During the fall of 1982, I lived in desolated Surf City, New Jersey, keeping an infrequent correspondence with novelist and poet Sheldon Vanauken, who was my history professor at Lynchburg College in Virginia. He suggested that I seek even further "outness," exactly my intention. Not only did Hemingway achieve no more than a high school diploma for formal education; he spent, for one example, 300 consecutive days in the Gulf Stream marlin fishing. During that time he didn't write, but he had no university post, and for the most part, not as tight-knitted an affinity with other writers as many do. Needless to say, he wrote for a large audience, not just other MFA grads.

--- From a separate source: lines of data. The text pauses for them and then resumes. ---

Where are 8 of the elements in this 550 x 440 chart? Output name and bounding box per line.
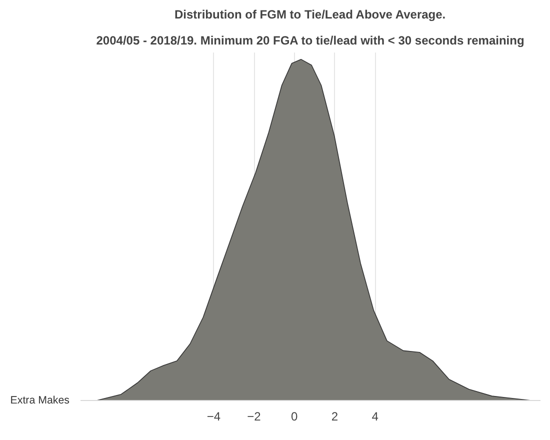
x-tick-label: −2	[247, 410, 262, 424]
chart-title: Distribution of FGM to Tie/Lead Above Average.	[174, 8, 446, 22]
y-axis-title: Extra Makes	[10, 394, 70, 406]
x-tick-label: 0	[291, 410, 298, 424]
x-tick-label: −4	[206, 410, 221, 424]
x-tick-label: 4	[372, 410, 379, 424]
chart-subtitle: 2004/05 - 2018/19. Minimum 20 FGA to tie/lead with < 30 seconds remaining	[96, 34, 524, 48]
x-tick-label: 2	[331, 410, 338, 424]
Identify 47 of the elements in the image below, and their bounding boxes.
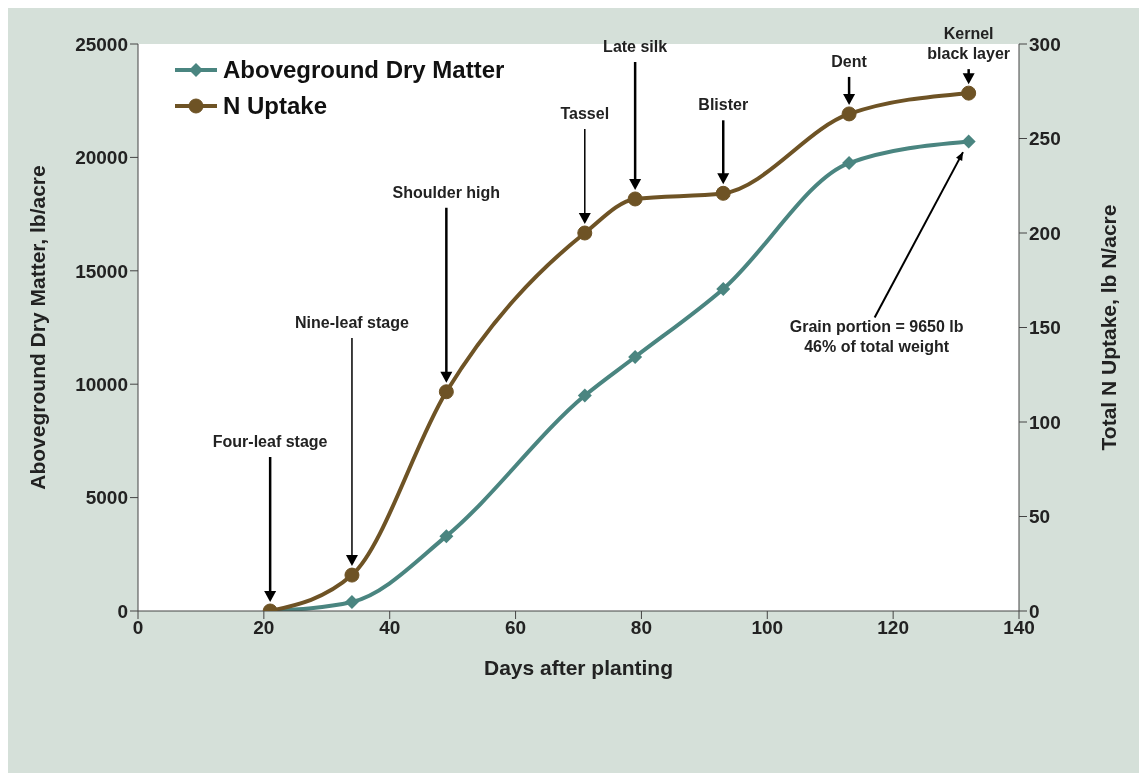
y-tick-label: 15000 (75, 260, 128, 282)
y2-tick-label: 100 (1029, 411, 1061, 433)
point (841, 106, 857, 122)
y2-tick-label: 200 (1029, 222, 1061, 244)
point (628, 349, 643, 364)
x-tick-label: 0 (132, 617, 144, 639)
annotation: Grain portion = 9650 lb 46% of total weight (789, 317, 964, 355)
legend-label: N Uptake (223, 92, 328, 120)
annotation: Four-leaf stage (212, 433, 328, 450)
y2-tick-label: 50 (1029, 506, 1051, 528)
annotation: Nine-leaf stage (295, 314, 409, 332)
point (961, 134, 976, 149)
x-tick-label: 20 (253, 617, 275, 639)
point (961, 85, 977, 101)
point (439, 529, 454, 544)
point (627, 191, 643, 207)
point (716, 281, 731, 296)
point (344, 594, 359, 609)
annotation: Shoulder high (392, 183, 501, 201)
annotation: Dent (831, 52, 868, 70)
legend-label: Aboveground Dry Matter (223, 56, 505, 84)
point (344, 567, 360, 583)
annotation: Late silk (603, 37, 668, 55)
y-tick-label: 0 (117, 600, 128, 622)
annotation: Blister (698, 96, 749, 114)
point (842, 156, 857, 171)
point (715, 185, 731, 201)
point (438, 384, 454, 400)
annotation: Tassel (560, 105, 610, 122)
y2-tick-label: 150 (1029, 317, 1061, 339)
point (577, 388, 592, 403)
y2-tick-label: 300 (1029, 33, 1061, 55)
x-tick-label: 40 (379, 617, 401, 639)
y2-tick-label: 250 (1029, 128, 1061, 150)
annotation: Kernel black layer (927, 25, 1011, 63)
y-tick-label: 5000 (85, 487, 128, 509)
x-tick-label: 100 (751, 617, 784, 639)
x-tick-label: 80 (630, 617, 652, 639)
point (577, 225, 593, 241)
x-axis-title: Days after planting (483, 656, 674, 679)
y-axis-title: Aboveground Dry Matter, lb/acre (26, 165, 50, 490)
y2-axis-title: Total N Uptake, lb N/acre (1097, 204, 1121, 451)
x-tick-label: 60 (505, 617, 527, 639)
y-tick-label: 10000 (75, 373, 128, 395)
y-tick-label: 20000 (75, 147, 128, 169)
x-tick-label: 120 (877, 617, 909, 639)
y-tick-label: 25000 (75, 33, 128, 55)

I needed Ed Minus's help because I had created a separate world in close to 60,000 handwritten journal pages since I was 17 by the time I met him. They're readable. But publishing written work is another matter, unless perhaps there is posthumous interest in my unpublished work. Marshall McLuhan's "The medium is the message" is apt. I had to relearn the mainstream culture we share after 13 years in Island Time on Long Beach Island, New Jersey.
I suppose it's possible that one way or another some of my journals will eventually get published. But I've been putting them behind me--I would never discard a word--to work on novels and other material I publish. When I was on the Island, I hoped that I would be living on royalties by my mid-30's. Life proved to be much more difficult than expected. But overcoming the hardships really means I have more material to give my work meaning and scope. So I hope I live into very ripe old age.
Winter reflections at Round Valley take you more places than meet the eye. That's why open space where you can be alone is so important.